Since Senator McCain's amendment is not included in the House version it must be negotiated during the House - Senate conference. This amendment is obviously a slap in the face of the Bush administration and particularly in the face of Secretary Donald Rumsfeld, but in my opinion Senator McCain and his colleagues have "called them as they see them." I hope that the Senate conferees stand firm during the conference and insist that this provision remain.

Wednesday, October 05, 2005


Here it is, October 5, 2005 and I have been procrastinating about starting this blog. There is a lot to talk about in the context of my stated objective so I will begin with the aftermath of the recent hurricanes, especially Katrina.

In response to our President's generous offer that "we will spend whatever it costs" to repair the devastation along the gulf coast, the potential contractors are lining up at the trough and elbowing each other out of the way. Meanwhile, the politicians, especially those in Louisiana and Mississippi are putting wish lists together to the tune of $200 to $300 billion dollars. Governor Barbour of Mississippi has even said publicly that there should be no monitoring of the spending of Federal dollars. He has said "we in Mississippi know how to spend the money." That is scarey to me!

President Bush and the Republican-dominated Congress seem to be happy with these numbers and have proposed various ways to pay for it, none of which make sense to me. It has been proposed that the Congress continue with making the tax cuts for high income individuals permanent, which would increase the Federal deficit even more (it is already projected at ~$300 billion). Meanwhile, to pay for the cleanup the Republicans have proposed cutting the pork out of the highway bill, by cutting other domestic spending, and perhaps even delaying implementation of the Medicare prescription add-on by a year.

Cutting pork from the highway bill is about as likely as the sun rising in the west tomorrow! With elections for all Representatives and one-third of Senators coming up next year the incumbents need the pork. It also seems likely that even the Republicans would have difficulty cutting much from domestic spending, and the Medicare prescription addition is one of the President's few victories. Thus while probably most of us want the Federal government to assist with the rebuilding, none of us really wants to "bite the bullet" to pay for it.

Does this mean that we will increase the deficit to an even greater level than it is already? I hope not. Aren't the Republicans the party of fiscal responsibility and balanced budgets? One would hardly suspect that for the past five years as our leaders have led us deeper and deeper into the clutches of the foreign lenders.

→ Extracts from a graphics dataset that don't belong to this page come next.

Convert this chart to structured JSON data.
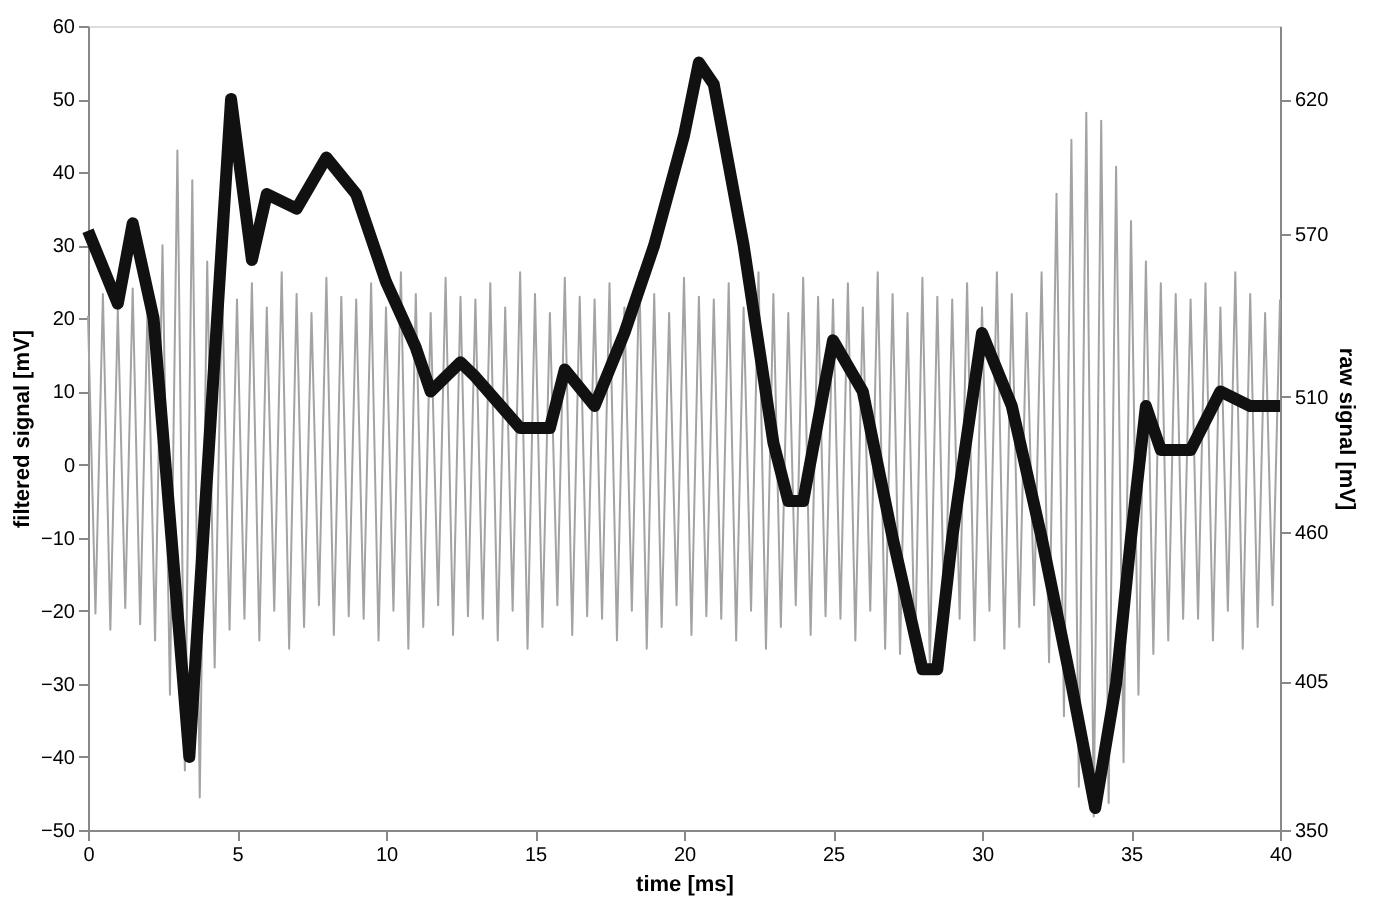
{
  "chart_data": {
    "type": "line",
    "xlabel": "time [ms]",
    "ylabel": "filtered signal [mV]",
    "y2label": "raw signal [mV]",
    "xlim": [
      0,
      40
    ],
    "xticks": [
      0,
      5,
      10,
      15,
      20,
      25,
      30,
      35,
      40
    ],
    "ylim": [
      -50,
      60
    ],
    "yticks": [
      -50,
      -40,
      -30,
      -20,
      -10,
      0,
      10,
      20,
      30,
      40,
      50,
      60
    ],
    "y2lim": [
      350,
      647
    ],
    "y2ticks": [
      350,
      405,
      460,
      510,
      570,
      620
    ],
    "grid": false,
    "marker": "none",
    "line_style": "solid",
    "series": [
      {
        "color": "#a3a3a3",
        "axis": "y2",
        "x": [
          0,
          0.25,
          0.5,
          0.75,
          1,
          1.25,
          1.5,
          1.75,
          2,
          2.25,
          2.5,
          2.75,
          3,
          3.25,
          3.5,
          3.75,
          4,
          4.25,
          4.5,
          4.75,
          5,
          5.25,
          5.5,
          5.75,
          6,
          6.25,
          6.5,
          6.75,
          7,
          7.25,
          7.5,
          7.75,
          8,
          8.25,
          8.5,
          8.75,
          9,
          9.25,
          9.5,
          9.75,
          10,
          10.25,
          10.5,
          10.75,
          11,
          11.25,
          11.5,
          11.75,
          12,
          12.25,
          12.5,
          12.75,
          13,
          13.25,
          13.5,
          13.75,
          14,
          14.25,
          14.5,
          14.75,
          15,
          15.25,
          15.5,
          15.75,
          16,
          16.25,
          16.5,
          16.75,
          17,
          17.25,
          17.5,
          17.75,
          18,
          18.25,
          18.5,
          18.75,
          19,
          19.25,
          19.5,
          19.75,
          20,
          20.25,
          20.5,
          20.75,
          21,
          21.25,
          21.5,
          21.75,
          22,
          22.25,
          22.5,
          22.75,
          23,
          23.25,
          23.5,
          23.75,
          24,
          24.25,
          24.5,
          24.75,
          25,
          25.25,
          25.5,
          25.75,
          26,
          26.25,
          26.5,
          26.75,
          27,
          27.25,
          27.5,
          27.75,
          28,
          28.25,
          28.5,
          28.75,
          29,
          29.25,
          29.5,
          29.75,
          30,
          30.25,
          30.5,
          30.75,
          31,
          31.25,
          31.5,
          31.75,
          32,
          32.25,
          32.5,
          32.75,
          33,
          33.25,
          33.5,
          33.75,
          34,
          34.25,
          34.5,
          34.75,
          35,
          35.25,
          35.5,
          35.75,
          36,
          36.25,
          36.5,
          36.75,
          37,
          37.25,
          37.5,
          37.75,
          38,
          38.25,
          38.5,
          38.75,
          39,
          39.25,
          39.5,
          39.75,
          40
        ],
        "values": [
          540,
          430,
          548,
          424,
          542,
          432,
          550,
          426,
          544,
          420,
          566,
          400,
          601,
          372,
          590,
          362,
          560,
          410,
          552,
          424,
          546,
          428,
          552,
          420,
          543,
          431,
          556,
          417,
          548,
          425,
          541,
          433,
          554,
          422,
          547,
          429,
          546,
          428,
          552,
          420,
          543,
          431,
          556,
          417,
          548,
          425,
          541,
          433,
          554,
          422,
          547,
          429,
          546,
          428,
          552,
          420,
          543,
          431,
          556,
          417,
          548,
          425,
          541,
          433,
          554,
          422,
          547,
          429,
          546,
          428,
          552,
          420,
          543,
          431,
          556,
          417,
          548,
          425,
          541,
          433,
          554,
          422,
          547,
          429,
          546,
          428,
          552,
          420,
          543,
          431,
          556,
          417,
          548,
          425,
          541,
          433,
          554,
          422,
          547,
          429,
          546,
          428,
          552,
          420,
          543,
          431,
          556,
          417,
          548,
          415,
          541,
          412,
          554,
          410,
          547,
          418,
          546,
          428,
          552,
          420,
          543,
          431,
          556,
          417,
          548,
          425,
          541,
          433,
          556,
          412,
          585,
          392,
          605,
          366,
          615,
          355,
          612,
          360,
          595,
          375,
          575,
          400,
          560,
          415,
          552,
          420,
          548,
          428,
          546,
          428,
          552,
          420,
          543,
          431,
          556,
          417,
          548,
          425,
          541,
          433,
          546
        ]
      },
      {
        "color": "#111111",
        "x": [
          0,
          1,
          1.5,
          2.2,
          3.4,
          4.8,
          5.5,
          6,
          7,
          8,
          9,
          10,
          11,
          11.5,
          12.5,
          13,
          14.5,
          15.5,
          16,
          17,
          18,
          19,
          20,
          20.5,
          21,
          22,
          23,
          23.5,
          24,
          25,
          26,
          27,
          28,
          28.5,
          29,
          30,
          31,
          32,
          33,
          33.8,
          34.5,
          35,
          35.5,
          36,
          37,
          38,
          39,
          40
        ],
        "values": [
          32,
          22,
          33,
          20,
          -40,
          50,
          28,
          37,
          35,
          42,
          37,
          25,
          16,
          10,
          14,
          12,
          5,
          5,
          13,
          8,
          18,
          30,
          45,
          55,
          52,
          30,
          3,
          -5,
          -5,
          17,
          10,
          -10,
          -28,
          -28,
          -10,
          18,
          8,
          -10,
          -30,
          -47,
          -30,
          -10,
          8,
          2,
          2,
          10,
          8,
          8
        ]
      }
    ]
  }
}
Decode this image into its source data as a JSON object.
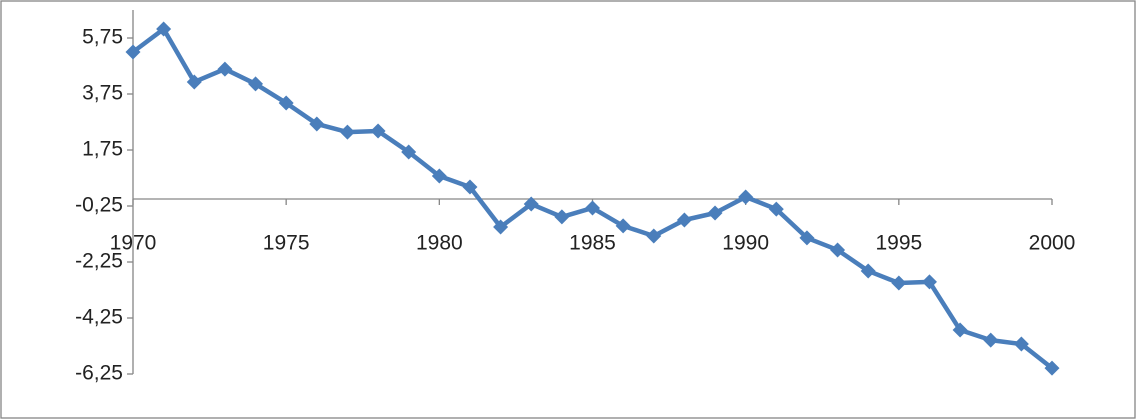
{
  "chart_data": {
    "type": "line",
    "x": [
      1970,
      1971,
      1972,
      1973,
      1974,
      1975,
      1976,
      1977,
      1978,
      1979,
      1980,
      1981,
      1982,
      1983,
      1984,
      1985,
      1986,
      1987,
      1988,
      1989,
      1990,
      1991,
      1992,
      1993,
      1994,
      1995,
      1996,
      1997,
      1998,
      1999,
      2000
    ],
    "series": [
      {
        "color": "#4a7ebb",
        "values": [
          5.25,
          6.07,
          4.18,
          4.64,
          4.11,
          3.43,
          2.68,
          2.39,
          2.43,
          1.68,
          0.82,
          0.43,
          -1.0,
          -0.18,
          -0.64,
          -0.32,
          -0.96,
          -1.32,
          -0.75,
          -0.5,
          0.07,
          -0.36,
          -1.39,
          -1.82,
          -2.57,
          -3.0,
          -2.96,
          -4.68,
          -5.04,
          -5.18,
          -6.04
        ]
      }
    ],
    "xlim": [
      1970,
      2000
    ],
    "xticks": [
      1970,
      1975,
      1980,
      1985,
      1990,
      1995,
      2000
    ],
    "ylim": [
      -6.25,
      6.75
    ],
    "yticks": [
      {
        "value": -6.25,
        "label": "-6,25"
      },
      {
        "value": -4.25,
        "label": "-4,25"
      },
      {
        "value": -2.25,
        "label": "-2,25"
      },
      {
        "value": -0.25,
        "label": "-0,25"
      },
      {
        "value": 1.75,
        "label": "1,75"
      },
      {
        "value": 3.75,
        "label": "3,75"
      },
      {
        "value": 5.75,
        "label": "5,75"
      }
    ],
    "marker": "diamond"
  }
}
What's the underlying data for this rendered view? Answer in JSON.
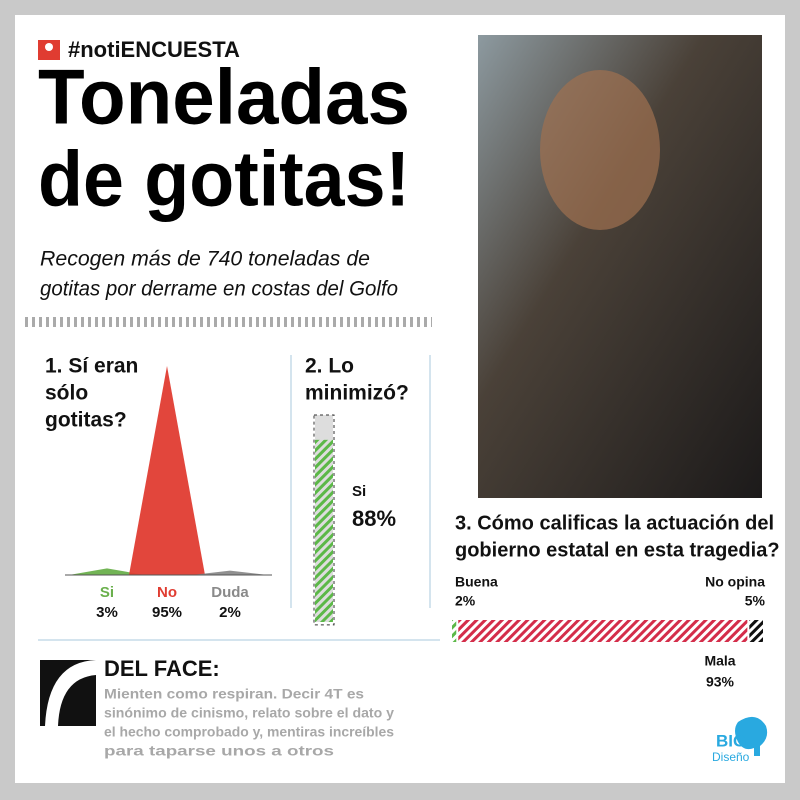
{
  "header": {
    "tag": "#notiENCUESTA",
    "title_lines": [
      "Toneladas",
      "de gotitas!"
    ],
    "subtitle_lines": [
      "Recogen más de 740 toneladas de",
      "gotitas por derrame en costas del Golfo"
    ]
  },
  "chart_data": [
    {
      "type": "peak",
      "title_lines": [
        "1. Sí eran",
        "sólo",
        "gotitas?"
      ],
      "categories": [
        "Si",
        "No",
        "Duda"
      ],
      "values": [
        3,
        95,
        2
      ],
      "value_labels": [
        "3%",
        "95%",
        "2%"
      ],
      "colors": [
        "#6ab04c",
        "#e03c31",
        "#8a8a8a"
      ],
      "ylim": [
        0,
        100
      ]
    },
    {
      "type": "progress",
      "title_lines": [
        "2. Lo",
        "minimizó?"
      ],
      "categories": [
        "Si"
      ],
      "values": [
        88
      ],
      "value_labels": [
        "88%"
      ],
      "color": "#5cb848",
      "ylim": [
        0,
        100
      ]
    },
    {
      "type": "stacked-bar",
      "title_lines": [
        "3. Cómo calificas la actuación del",
        "gobierno estatal en esta tragedia?"
      ],
      "series": [
        {
          "name": "Buena",
          "color": "#5cb848",
          "values": [
            2
          ],
          "value_labels": [
            "2%"
          ]
        },
        {
          "name": "Mala",
          "color": "#d42d4a",
          "values": [
            93
          ],
          "value_labels": [
            "93%"
          ]
        },
        {
          "name": "No opina",
          "color": "#111111",
          "values": [
            5
          ],
          "value_labels": [
            "5%"
          ]
        }
      ]
    }
  ],
  "del_face": {
    "title": "DEL FACE:",
    "lines": [
      "Mienten como respiran. Decir 4T es",
      "sinónimo de cinismo, relato sobre el dato y",
      "el hecho comprobado y, mentiras increíbles",
      "para taparse unos a otros"
    ]
  },
  "logo": {
    "big": "BIG",
    "sub": "Diseño"
  }
}
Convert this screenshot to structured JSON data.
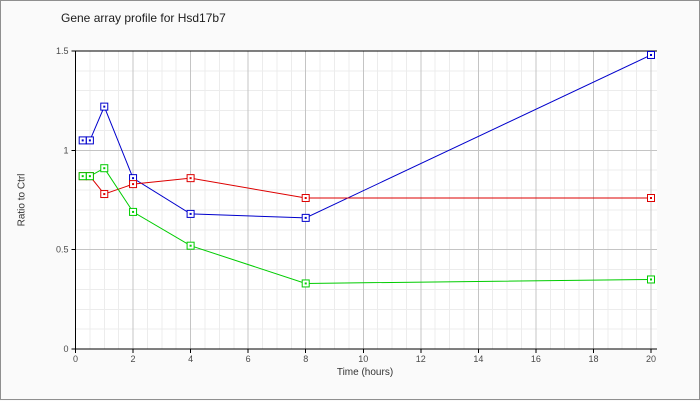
{
  "window": {
    "background": "#fafafa",
    "border_color": "#8f8f8f",
    "plot_background": "#ffffff"
  },
  "chart_data": {
    "type": "line",
    "title": "Gene array profile for Hsd17b7",
    "xlabel": "Time (hours)",
    "ylabel": "Ratio to Ctrl",
    "xlim": [
      0,
      20.2
    ],
    "ylim": [
      0,
      1.5
    ],
    "x_ticks": [
      0,
      2,
      4,
      6,
      8,
      10,
      12,
      14,
      16,
      18,
      20
    ],
    "x_tick_labels": [
      "0",
      "2",
      "4",
      "6",
      "8",
      "10",
      "12",
      "14",
      "16",
      "18",
      "20"
    ],
    "y_ticks": [
      0,
      0.5,
      1,
      1.5
    ],
    "y_tick_labels": [
      "0",
      "0.5",
      "1",
      "1.5"
    ],
    "minor_x_step": 0.5,
    "minor_y_step": 0.1,
    "grid": true,
    "legend_position": "none",
    "marker": "open-square",
    "x": [
      0.25,
      0.5,
      1,
      2,
      4,
      8,
      20
    ],
    "series": [
      {
        "name": "series-blue",
        "color": "#0000cc",
        "values": [
          1.05,
          1.05,
          1.22,
          0.86,
          0.68,
          0.66,
          1.48
        ]
      },
      {
        "name": "series-red",
        "color": "#dd0000",
        "values": [
          0.87,
          0.87,
          0.78,
          0.83,
          0.86,
          0.76,
          0.76
        ]
      },
      {
        "name": "series-green",
        "color": "#00cc00",
        "values": [
          0.87,
          0.87,
          0.91,
          0.69,
          0.52,
          0.33,
          0.35
        ]
      }
    ],
    "colors": {
      "axis": "#000000",
      "major_grid": "#c4c4c4",
      "minor_grid": "#ececec",
      "tick_label": "#4a4a4a"
    }
  }
}
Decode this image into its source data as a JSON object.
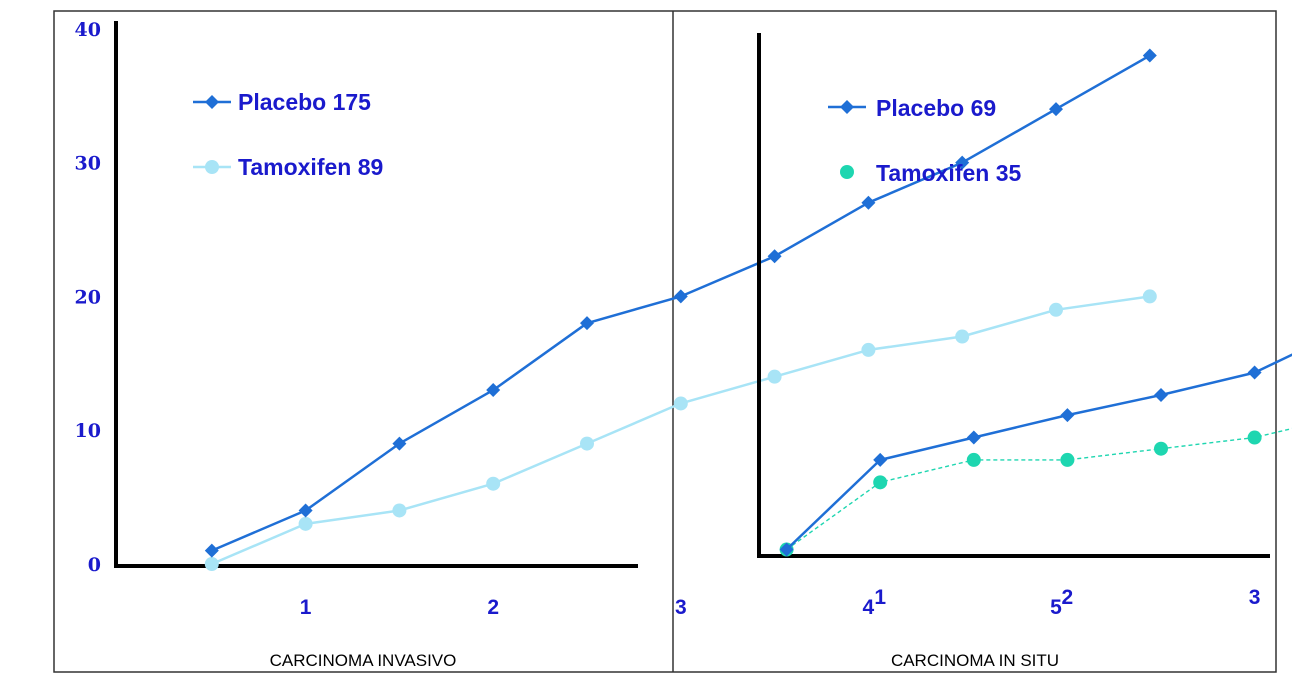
{
  "colors": {
    "placebo": "#1f6fd6",
    "tamoxifen_invasive": "#a8e4f6",
    "tamoxifen_insitu": "#1ed6b0",
    "tick_text": "#1a1acc",
    "axis": "#000000",
    "frame": "#333333"
  },
  "chart_data": [
    {
      "type": "line",
      "title": "",
      "caption": "CARCINOMA INVASIVO",
      "xlabel": "",
      "ylabel": "",
      "x_ticks": [
        "1",
        "2",
        "3",
        "4",
        "5"
      ],
      "y_ticks": [
        "0",
        "10",
        "20",
        "30",
        "40"
      ],
      "xlim": [
        0,
        5.7
      ],
      "ylim": [
        0,
        40
      ],
      "grid": false,
      "legend_position": "top-left",
      "series": [
        {
          "name": "Placebo 175",
          "marker": "diamond",
          "color_key": "placebo",
          "x": [
            0.5,
            1,
            1.5,
            2,
            2.5,
            3,
            3.5,
            4,
            4.5,
            5,
            5.5
          ],
          "y": [
            1,
            4,
            9,
            13,
            18,
            20,
            23,
            27,
            30,
            34,
            38
          ]
        },
        {
          "name": "Tamoxifen 89",
          "marker": "circle",
          "color_key": "tamoxifen_invasive",
          "x": [
            0.5,
            1,
            1.5,
            2,
            2.5,
            3,
            3.5,
            4,
            4.5,
            5,
            5.5
          ],
          "y": [
            0,
            3,
            4,
            6,
            9,
            12,
            14,
            16,
            17,
            19,
            20
          ]
        }
      ]
    },
    {
      "type": "line",
      "title": "",
      "caption": "CARCINOMA IN SITU",
      "xlabel": "",
      "ylabel": "",
      "x_ticks": [
        "1",
        "2",
        "3",
        "4",
        "5"
      ],
      "y_ticks": [],
      "xlim": [
        0,
        5.7
      ],
      "ylim": [
        0,
        40
      ],
      "grid": false,
      "legend_position": "top-left",
      "series": [
        {
          "name": "Placebo 69",
          "marker": "diamond",
          "color_key": "placebo",
          "x": [
            0.5,
            1,
            1.5,
            2,
            2.5,
            3,
            3.5,
            4,
            4.5,
            5,
            5.5
          ],
          "y": [
            0.2,
            4.2,
            5.2,
            6.2,
            7.1,
            8.1,
            10.1,
            11.1,
            13.1,
            14.1,
            17.1
          ]
        },
        {
          "name": "Tamoxifen 35",
          "marker": "circle",
          "color_key": "tamoxifen_insitu",
          "x": [
            0.5,
            1,
            1.5,
            2,
            2.5,
            3,
            3.5,
            4,
            4.5,
            5,
            5.5
          ],
          "y": [
            0.2,
            3.2,
            4.2,
            4.2,
            4.7,
            5.2,
            6.2,
            6.7,
            7.2,
            8.2,
            9.3
          ]
        }
      ]
    }
  ]
}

A quick look at the Treasury Department's list of "MAJOR FOREIGN HOLDERS OF TREASURY SECURITIES IN 2005" reveals that Japan is far and away the largest holder of US debt instruments, followed by rapidly increasing China in second place. Others in the top ten of creditors are Taiwan, Korea, and OPEC. Given recent attitudes by China we should ask how much more of our country do we want to sell to them. I for one would like to reduce their ownership.

So how do we pay for the cleanup? If we are really serious about it should we increase our taxes to pay for it? Should we cut so-called discretionary spending? Our representatives in Congress (House and Senate) will take the path that is, in the short run, the easiest unless we speak out. We can't just sit around at home and do nothing. We must all get involved by writing to our representatives and telling them what we want.